There is nothing about a life-cycle fund that an investor can't create more effectively for himself or herself with a modicum of investment education.
Usually, these funds cost more than a do-it-yourself collection of the individual funds that make them up. Some indications are that fund families have used life-cycle funds as a dumping ground for their smaller, less popular or poorer performing funds.
Finally, there is no life-cycle fund that takes into consideration the other assets that we all own. Equity in a home, a possible inheritance and any other investment not destined for the life-cycle fund distort the arithmetic and subvert the basic purpose of the fund.
Someone approaching retirement with $200,000 of equity in a home and $300,000 in a retirement account already has what amounts to $200,000 in bonds. His or her home equity comes closer to being a bond than a stock. If that person ignores that fact and uses a life-cycle fund that allocates 60 percent of his or her retirement account to bonds, the next 30 years of inflation will cause him or her to run out of money well before their projected lifespan.

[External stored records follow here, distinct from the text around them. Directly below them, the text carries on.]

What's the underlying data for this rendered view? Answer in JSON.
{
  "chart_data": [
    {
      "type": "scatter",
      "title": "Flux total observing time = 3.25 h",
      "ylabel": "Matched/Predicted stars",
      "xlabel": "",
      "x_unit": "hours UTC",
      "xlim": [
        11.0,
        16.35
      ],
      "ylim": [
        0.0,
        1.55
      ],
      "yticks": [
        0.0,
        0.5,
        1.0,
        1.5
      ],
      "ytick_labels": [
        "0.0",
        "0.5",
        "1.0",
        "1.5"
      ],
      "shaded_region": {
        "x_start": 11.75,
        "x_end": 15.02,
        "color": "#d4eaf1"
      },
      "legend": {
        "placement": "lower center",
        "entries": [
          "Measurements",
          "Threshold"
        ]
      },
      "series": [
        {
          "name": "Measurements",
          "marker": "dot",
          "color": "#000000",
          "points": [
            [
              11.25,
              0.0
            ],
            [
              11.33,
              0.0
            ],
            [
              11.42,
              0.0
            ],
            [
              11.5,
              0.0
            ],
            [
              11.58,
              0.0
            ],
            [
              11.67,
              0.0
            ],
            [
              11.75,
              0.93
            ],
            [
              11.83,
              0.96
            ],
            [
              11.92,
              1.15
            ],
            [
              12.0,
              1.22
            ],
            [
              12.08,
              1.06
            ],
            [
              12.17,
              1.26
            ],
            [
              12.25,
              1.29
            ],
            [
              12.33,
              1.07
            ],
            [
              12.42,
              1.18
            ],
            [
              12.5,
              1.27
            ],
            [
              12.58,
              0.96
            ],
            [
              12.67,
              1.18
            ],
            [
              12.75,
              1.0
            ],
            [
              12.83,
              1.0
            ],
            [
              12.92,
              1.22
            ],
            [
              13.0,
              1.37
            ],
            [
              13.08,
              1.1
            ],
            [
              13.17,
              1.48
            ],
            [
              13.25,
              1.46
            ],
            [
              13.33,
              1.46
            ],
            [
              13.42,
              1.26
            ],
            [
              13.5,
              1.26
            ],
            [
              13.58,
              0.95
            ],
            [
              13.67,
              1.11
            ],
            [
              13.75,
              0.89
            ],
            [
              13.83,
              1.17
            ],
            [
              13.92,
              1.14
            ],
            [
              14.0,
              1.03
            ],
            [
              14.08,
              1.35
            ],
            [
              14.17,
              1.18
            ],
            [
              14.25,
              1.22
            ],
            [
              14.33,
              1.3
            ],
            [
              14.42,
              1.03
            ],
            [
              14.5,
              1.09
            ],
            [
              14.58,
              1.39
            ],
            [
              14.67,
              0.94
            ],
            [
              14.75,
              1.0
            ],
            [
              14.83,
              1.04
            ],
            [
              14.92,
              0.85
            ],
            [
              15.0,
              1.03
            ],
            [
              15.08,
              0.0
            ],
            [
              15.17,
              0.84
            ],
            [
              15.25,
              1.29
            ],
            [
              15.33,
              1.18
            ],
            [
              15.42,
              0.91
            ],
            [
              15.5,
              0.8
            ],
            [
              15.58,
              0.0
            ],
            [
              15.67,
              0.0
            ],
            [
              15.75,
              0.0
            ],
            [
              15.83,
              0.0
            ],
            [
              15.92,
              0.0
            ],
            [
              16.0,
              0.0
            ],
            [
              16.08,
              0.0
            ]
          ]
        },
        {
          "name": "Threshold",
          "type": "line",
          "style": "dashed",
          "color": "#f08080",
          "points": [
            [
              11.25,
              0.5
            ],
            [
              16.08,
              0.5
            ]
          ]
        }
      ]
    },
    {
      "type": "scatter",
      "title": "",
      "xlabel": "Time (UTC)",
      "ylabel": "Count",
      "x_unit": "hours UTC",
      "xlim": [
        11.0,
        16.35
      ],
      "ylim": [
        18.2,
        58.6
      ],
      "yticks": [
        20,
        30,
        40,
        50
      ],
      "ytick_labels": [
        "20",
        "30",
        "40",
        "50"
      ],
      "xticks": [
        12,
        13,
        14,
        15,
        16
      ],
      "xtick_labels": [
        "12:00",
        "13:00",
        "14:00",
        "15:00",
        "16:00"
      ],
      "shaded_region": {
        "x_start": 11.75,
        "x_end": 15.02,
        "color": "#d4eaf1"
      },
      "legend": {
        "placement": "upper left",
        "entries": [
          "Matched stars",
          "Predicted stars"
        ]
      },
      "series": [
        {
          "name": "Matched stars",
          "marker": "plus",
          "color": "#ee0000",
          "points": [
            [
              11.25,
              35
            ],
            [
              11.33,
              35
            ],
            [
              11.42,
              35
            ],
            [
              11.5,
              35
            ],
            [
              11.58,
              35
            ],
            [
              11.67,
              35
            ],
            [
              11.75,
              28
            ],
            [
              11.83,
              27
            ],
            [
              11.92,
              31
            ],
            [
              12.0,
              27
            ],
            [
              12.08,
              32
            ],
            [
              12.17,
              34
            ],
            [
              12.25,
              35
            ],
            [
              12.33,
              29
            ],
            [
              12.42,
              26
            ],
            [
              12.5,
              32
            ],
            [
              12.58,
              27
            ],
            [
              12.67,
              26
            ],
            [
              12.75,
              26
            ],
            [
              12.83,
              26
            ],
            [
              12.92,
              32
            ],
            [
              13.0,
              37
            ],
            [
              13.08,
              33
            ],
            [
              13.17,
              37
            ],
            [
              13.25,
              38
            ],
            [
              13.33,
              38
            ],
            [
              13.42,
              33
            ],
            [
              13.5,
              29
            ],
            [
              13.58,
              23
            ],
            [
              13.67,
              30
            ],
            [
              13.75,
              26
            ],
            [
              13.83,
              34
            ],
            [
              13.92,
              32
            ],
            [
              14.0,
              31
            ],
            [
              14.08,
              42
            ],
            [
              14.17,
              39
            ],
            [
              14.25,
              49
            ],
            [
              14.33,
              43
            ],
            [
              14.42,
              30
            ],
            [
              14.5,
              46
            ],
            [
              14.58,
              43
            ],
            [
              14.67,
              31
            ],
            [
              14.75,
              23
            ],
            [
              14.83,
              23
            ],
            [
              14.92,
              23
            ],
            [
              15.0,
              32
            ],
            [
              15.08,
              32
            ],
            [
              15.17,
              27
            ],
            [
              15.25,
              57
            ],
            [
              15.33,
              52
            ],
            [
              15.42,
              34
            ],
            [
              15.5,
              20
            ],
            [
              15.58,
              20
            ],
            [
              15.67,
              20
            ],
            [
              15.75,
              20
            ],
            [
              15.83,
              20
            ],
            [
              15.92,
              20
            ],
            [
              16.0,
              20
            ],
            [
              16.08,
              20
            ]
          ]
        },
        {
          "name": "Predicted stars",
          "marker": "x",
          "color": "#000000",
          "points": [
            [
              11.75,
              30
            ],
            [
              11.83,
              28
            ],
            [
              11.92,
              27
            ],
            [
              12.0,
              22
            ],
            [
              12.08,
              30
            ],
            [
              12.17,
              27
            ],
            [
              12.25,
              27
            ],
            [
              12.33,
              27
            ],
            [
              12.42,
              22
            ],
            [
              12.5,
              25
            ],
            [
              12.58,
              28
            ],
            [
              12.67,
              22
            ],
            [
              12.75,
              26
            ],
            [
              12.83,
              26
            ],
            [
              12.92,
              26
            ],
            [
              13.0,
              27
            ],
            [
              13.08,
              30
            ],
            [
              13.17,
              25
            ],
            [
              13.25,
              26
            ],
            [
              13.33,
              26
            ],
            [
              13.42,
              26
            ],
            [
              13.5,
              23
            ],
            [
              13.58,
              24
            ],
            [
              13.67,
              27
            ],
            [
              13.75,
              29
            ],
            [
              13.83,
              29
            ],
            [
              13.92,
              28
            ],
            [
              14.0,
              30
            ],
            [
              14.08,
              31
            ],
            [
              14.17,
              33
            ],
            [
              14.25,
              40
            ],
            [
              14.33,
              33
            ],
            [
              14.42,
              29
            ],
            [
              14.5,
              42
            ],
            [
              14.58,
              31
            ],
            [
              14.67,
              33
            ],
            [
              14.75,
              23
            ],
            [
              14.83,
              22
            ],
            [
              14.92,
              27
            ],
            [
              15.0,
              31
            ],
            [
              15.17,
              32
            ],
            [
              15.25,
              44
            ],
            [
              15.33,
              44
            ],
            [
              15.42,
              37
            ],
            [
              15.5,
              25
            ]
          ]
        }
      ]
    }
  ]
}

If you just follow the directions on the box (i.e. you have 20 years until retirement, so invest everything in this 20-year fund), it is a rare person whose circumstances fit perfectly with the sliding allocation changes of the fund. To make sense, these funds assume that everything you own will be invested with them, and this is rarely the case.
A better alternative is to do your own allocations. Use the funds -- but not as investments. Instead, use them for what they can teach. All such funds publicize what they have allocated between stocks and bonds.
Those who invest in their own fund family's other funds will show what the mix happens to be. The best performing of these funds lately have been those that invested more of the equity money in foreign funds. Meanwhile, the reason some of these funds show no annual expense ratio is because the ratio changes as the mix of funds changes. When the expense ratio is a moving target, it can't be stated.
Bottom line: Most people can do better generating their own mix of funds rather than blindly marching toward the life-cycle approach.
If you need some outside help, the extra annual expense is better spent on a fee-only financial adviser who can look at your entire financial picture. This is a better bet than paying a premium for a life-cycle alternative that easily could be misapplied.